The accuracy of preoperative diagnosis of ileo-sigmoid knotting in this study is lower. However, ileo-sigmoid knotting had high postoperative morbidity and mortality. This study highlights the need for heightened awareness for preoperative diagnosis and prompt surgical treatment. We recommend a prospective multicentric study to guide on appropriate operative decision making in ISK patients.
回肠-乙状结肠扭结(ISK)是肠梗阻的一种罕见病因,其特征为回肠围绕乙状结肠扭转,反之亦然。本研究旨在评估埃塞俄比亚一家三级医院中接受剖腹手术治疗ISK患者的临床特征及治疗结果。

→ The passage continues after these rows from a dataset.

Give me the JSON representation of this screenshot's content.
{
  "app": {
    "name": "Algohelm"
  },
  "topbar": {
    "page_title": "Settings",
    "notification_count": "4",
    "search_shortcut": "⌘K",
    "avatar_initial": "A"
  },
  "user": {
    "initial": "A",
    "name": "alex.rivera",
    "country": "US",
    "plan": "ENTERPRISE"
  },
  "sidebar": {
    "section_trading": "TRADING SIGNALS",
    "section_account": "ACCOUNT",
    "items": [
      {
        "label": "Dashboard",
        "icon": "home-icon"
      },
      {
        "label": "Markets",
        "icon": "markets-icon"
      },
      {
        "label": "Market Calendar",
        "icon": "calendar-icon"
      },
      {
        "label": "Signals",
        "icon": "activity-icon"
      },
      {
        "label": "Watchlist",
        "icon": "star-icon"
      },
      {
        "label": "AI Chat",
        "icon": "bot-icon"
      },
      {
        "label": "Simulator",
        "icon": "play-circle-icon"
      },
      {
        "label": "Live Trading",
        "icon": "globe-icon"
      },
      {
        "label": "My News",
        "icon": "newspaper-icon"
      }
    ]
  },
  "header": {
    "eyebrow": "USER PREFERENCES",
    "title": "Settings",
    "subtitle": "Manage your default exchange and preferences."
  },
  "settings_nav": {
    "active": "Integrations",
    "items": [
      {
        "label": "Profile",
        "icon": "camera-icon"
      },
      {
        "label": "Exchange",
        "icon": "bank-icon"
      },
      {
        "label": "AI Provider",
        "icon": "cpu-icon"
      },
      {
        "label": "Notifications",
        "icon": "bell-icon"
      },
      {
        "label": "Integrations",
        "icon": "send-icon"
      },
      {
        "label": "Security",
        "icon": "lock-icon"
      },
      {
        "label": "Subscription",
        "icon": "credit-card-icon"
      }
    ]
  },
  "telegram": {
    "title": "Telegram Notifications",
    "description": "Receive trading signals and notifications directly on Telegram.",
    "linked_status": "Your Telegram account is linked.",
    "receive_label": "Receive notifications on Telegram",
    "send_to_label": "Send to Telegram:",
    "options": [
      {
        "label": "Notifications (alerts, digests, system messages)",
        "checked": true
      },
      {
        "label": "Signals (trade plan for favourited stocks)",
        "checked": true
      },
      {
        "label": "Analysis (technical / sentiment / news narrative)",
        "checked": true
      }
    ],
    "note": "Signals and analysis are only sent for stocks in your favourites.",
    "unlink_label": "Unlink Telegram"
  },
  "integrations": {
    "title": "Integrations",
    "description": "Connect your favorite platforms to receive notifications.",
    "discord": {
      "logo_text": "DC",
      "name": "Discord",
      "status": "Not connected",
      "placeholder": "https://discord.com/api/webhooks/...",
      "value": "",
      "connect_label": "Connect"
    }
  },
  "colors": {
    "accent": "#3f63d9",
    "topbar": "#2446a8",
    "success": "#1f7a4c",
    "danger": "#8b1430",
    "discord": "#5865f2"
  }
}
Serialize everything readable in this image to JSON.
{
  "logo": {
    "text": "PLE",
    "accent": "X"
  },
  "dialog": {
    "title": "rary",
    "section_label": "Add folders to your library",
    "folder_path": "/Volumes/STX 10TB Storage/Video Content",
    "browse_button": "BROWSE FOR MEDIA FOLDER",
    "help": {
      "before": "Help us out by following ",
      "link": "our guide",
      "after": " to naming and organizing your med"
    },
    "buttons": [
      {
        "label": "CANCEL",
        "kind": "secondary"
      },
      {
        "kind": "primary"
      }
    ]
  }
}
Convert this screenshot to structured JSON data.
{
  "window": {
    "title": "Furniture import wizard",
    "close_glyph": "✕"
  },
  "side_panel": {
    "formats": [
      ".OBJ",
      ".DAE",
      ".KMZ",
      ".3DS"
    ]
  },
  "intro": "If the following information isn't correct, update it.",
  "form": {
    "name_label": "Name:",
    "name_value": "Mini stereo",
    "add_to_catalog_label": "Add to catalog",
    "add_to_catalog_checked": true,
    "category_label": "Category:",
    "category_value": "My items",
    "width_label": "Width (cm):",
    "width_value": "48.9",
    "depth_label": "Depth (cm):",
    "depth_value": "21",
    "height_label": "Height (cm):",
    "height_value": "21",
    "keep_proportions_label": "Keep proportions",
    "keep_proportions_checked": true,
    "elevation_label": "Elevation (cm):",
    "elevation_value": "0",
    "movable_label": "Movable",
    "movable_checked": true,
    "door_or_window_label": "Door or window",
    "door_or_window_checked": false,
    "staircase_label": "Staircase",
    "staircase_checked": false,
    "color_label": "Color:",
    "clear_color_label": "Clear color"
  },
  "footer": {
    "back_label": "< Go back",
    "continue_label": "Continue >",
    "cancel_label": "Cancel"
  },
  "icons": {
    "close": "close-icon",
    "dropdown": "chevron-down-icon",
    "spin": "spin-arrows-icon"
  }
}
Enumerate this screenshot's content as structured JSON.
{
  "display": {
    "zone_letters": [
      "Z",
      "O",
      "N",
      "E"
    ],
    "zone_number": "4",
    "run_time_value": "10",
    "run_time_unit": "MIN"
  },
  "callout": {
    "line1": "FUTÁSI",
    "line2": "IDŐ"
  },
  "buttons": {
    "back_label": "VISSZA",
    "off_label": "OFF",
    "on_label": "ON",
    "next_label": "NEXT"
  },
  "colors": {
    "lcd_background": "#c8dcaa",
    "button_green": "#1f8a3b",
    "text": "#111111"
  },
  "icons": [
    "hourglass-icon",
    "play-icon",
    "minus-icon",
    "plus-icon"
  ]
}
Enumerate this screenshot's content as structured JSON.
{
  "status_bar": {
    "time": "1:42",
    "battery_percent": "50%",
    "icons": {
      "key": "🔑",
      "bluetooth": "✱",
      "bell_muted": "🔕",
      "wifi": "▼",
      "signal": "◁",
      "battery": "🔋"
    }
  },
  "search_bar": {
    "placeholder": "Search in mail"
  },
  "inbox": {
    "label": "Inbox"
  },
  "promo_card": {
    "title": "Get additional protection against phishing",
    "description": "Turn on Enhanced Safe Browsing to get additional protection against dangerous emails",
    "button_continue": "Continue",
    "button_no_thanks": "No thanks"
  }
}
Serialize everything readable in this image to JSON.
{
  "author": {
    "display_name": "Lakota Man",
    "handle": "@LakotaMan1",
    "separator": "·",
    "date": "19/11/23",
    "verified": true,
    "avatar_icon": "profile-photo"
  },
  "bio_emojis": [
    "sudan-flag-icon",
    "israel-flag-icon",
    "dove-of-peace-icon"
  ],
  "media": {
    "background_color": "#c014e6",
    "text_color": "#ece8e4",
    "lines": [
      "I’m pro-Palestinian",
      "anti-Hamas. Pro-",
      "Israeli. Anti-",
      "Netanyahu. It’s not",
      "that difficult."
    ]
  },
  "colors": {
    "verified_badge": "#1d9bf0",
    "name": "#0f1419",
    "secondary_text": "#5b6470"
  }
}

这是一项基于机构的横断面研究,在埃塞俄比亚西北部德布雷马科斯市的德布雷马科斯综合专科医院开展。通过回顾2018年3月31日至2024年4月1日期间42例因ISK接受手术患者的病历,在德布雷马科斯综合专科医院进行了为期六年的研究。使用Epi-Data 4.6和STATA 17.0提取、处理和分析数据。采用Fisher精确检验确定统计学显著性(p值≤0.05)。
38例患者(90.5%)有完整病历,平均年龄39.2岁(标准差±10.2),男性居多(男∶女 = 3.2∶1)。仅5.3%的病例实现了准确的术前诊断,大多数被误诊为小肠或大肠梗阻。71.1%的病例观察到回肠和乙状结肠均发生坏疽。最常实施的手术(68.4%)是切除两个节段并进行回肠-回肠和结肠-直肠一期吻合。52.6%的患者发生术后并发症,最常见的是贫血(31.6%)。死亡率为7.9%,且与吻合口漏显著相关(p = 0.045)。平均住院时间为8.2天(四分位间距:6 - 37天)。
本研究中回肠-乙状结肠扭结的术前诊断准确性较低。然而,回肠-乙状结肠扭结术后发病率和死亡率较高。本研究强调需要提高对术前诊断的认识并及时进行手术治疗。我们建议开展一项前瞻性多中心研究,以指导ISK患者的适当手术决策。